According to this logic, 2009 should have sucked. There were break-ups of both the romantic and friend variety, career rejections and disappointments, shootings, lay-offs and tragedy, not to mention a regularity to my life, which at any other time would directly equate to monotony and angst.
If I was watching the signs, I would have taken spending five hours on the morning of New Year’s eve as a sign that 2009 should be damned and 2010 didn’t look much better.
Luckily, I don’t see the signs anymore and despite how many Facebook comments I read about 2009 being the worst year ever, and I realize that for many it was, I just can’t help but feel truly blessed when I reflect on my good fortune.
It has been the best year of my life. I feel like beaming, despite the exhaustion and the cold and the ridiculous duress of the gregarious stranger who tried and tried to extricate my car from the snow, only to be sent flying on the ice from a lack of traction after he worked up a shower’s worth of sweat, which flowed from his brow into his eyes as he meekly apologized that he did not think there was anything more he could do to help.
My friend Meagan and I have been talking a lot about PTC or present time consciousness. I think it is a term she picked up at some life coaching seminar. I think it just equates to being in the here and now. I told her that in 2009 I kicked the shit out of my goals. I had written them down and crossed them off, but I didn’t dwell in the future, as has been my tendency, instead reveling in the here and now. For that reason I don’t feel like I can take total credit for being a goal completing bad-ass. The universe played its part.

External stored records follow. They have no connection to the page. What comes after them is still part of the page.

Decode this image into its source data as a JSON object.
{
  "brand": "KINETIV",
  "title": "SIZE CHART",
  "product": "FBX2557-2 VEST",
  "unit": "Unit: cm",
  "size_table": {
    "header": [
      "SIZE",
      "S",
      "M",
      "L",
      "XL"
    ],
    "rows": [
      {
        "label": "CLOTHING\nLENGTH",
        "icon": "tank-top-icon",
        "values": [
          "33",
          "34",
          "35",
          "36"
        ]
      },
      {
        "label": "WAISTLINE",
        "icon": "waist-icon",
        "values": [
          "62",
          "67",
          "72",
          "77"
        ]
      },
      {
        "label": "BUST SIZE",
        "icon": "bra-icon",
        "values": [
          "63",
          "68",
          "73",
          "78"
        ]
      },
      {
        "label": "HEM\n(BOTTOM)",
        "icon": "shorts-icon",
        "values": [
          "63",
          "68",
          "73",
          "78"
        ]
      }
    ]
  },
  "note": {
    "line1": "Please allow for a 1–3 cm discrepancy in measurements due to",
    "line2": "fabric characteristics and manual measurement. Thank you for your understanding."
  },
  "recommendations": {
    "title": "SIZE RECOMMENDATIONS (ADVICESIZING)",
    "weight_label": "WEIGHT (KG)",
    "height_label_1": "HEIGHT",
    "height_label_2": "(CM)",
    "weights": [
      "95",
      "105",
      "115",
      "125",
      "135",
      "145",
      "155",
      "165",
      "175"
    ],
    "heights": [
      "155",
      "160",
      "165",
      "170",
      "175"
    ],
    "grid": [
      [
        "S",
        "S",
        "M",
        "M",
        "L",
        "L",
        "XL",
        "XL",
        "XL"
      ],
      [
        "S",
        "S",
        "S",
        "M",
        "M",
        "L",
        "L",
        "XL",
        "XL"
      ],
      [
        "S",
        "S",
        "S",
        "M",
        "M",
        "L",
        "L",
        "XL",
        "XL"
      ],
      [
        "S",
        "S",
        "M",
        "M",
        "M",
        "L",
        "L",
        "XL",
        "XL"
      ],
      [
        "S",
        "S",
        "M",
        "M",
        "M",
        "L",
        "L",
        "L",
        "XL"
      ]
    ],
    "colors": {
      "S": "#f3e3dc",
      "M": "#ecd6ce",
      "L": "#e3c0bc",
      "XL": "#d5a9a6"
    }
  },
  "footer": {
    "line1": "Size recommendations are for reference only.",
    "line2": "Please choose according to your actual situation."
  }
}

Okay, maybe part of me still is a little superstitious. Maybe it has just been a shift in the way I access that all that voodoo. No more looking for signs on why the world is out to get me. Instead I am putting my hopes and dreams for the future out into the universe and working hard to be open into the opportunities of life as they present themselves, taking stock in the fact that the signs from the universe are not in the annoying obstacles of life, like a car being beached on a block of ice but in the strangers that are willing to come from nowhere in an attempt to help you out.
I hope 2010 offers us all the opportunity to find our perspective and those moments that show us how blessed we really are.